In United State v. Gilmore, a case on appeal from the Eastern District of California, the court held that the operators of an El Dorado County cannabis garden on federal land were not entitled to the protections of the Rohrabacher-Blumenauer amendment, which restricts DOJ funds from being used to prosecute medicinal cannabis in states where it is legal. The court reasoned that nothing in federal or California law purports to allow anyone to grow cannabis on federal lands: In other words, there is no set of circumstances under which this operation would be compliant with state law. (Of particular note was the court’s rejection of the appellants’ claim that they were unaware they were growing on federal land—a good plug for the value of due diligence in a real estate transaction).

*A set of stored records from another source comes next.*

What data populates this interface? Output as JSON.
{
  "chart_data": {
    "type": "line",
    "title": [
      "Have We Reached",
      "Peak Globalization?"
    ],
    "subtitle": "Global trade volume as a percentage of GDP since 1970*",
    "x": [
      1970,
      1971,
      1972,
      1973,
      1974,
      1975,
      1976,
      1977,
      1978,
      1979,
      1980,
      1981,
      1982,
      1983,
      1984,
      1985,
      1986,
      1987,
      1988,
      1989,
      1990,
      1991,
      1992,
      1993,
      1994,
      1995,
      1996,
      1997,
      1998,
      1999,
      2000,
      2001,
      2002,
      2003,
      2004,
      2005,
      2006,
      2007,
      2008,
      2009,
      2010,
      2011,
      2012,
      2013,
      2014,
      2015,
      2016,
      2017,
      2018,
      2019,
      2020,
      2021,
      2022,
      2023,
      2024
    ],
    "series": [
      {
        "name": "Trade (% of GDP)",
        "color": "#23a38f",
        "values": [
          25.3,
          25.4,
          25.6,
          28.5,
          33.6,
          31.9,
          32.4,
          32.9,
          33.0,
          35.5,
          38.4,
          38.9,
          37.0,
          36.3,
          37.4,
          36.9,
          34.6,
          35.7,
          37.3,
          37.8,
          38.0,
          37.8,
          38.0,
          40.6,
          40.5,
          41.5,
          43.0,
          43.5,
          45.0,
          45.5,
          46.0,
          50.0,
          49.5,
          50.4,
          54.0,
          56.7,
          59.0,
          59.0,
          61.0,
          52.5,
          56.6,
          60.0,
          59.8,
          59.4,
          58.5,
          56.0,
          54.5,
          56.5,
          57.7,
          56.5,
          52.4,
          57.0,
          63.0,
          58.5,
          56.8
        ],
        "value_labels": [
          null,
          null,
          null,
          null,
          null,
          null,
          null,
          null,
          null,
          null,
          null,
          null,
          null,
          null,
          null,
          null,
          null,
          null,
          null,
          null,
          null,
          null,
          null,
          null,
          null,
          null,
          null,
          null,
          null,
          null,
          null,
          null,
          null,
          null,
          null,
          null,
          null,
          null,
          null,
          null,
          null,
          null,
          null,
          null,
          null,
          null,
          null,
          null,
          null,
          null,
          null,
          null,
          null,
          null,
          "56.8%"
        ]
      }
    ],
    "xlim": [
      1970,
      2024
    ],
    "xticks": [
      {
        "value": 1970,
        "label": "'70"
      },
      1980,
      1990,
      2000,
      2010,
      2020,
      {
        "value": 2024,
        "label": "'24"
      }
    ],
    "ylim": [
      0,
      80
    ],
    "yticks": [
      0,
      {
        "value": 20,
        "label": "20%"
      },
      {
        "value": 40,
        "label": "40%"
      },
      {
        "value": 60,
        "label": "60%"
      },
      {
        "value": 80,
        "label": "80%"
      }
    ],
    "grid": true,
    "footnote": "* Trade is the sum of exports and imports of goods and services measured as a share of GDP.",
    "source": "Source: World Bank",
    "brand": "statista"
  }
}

In both the Sacramento and El Dorado County cases, the federal government carried out or continued enforcement actions against operators who were neither licensed nor in compliance with state law. Also in both cases, the exit of unlawful operators from the marketplace furthered the state of California’s regulatory priorities; local law enforcement even assisted with the Sacramento raids. It is not clear what DOJ’s cannabis enforcement priorities will be going forward, but it cannot be ignored that at least in these two cases, the interests of both governing bodies were served, and under circumstances consistent with Cole Memo priorities to boot. It begs the question of what might result from future alignments of priorities, but the reality is that California has an unregulated black market cannabis problem, and at least in these two cases, that problem was alleviated to some degree.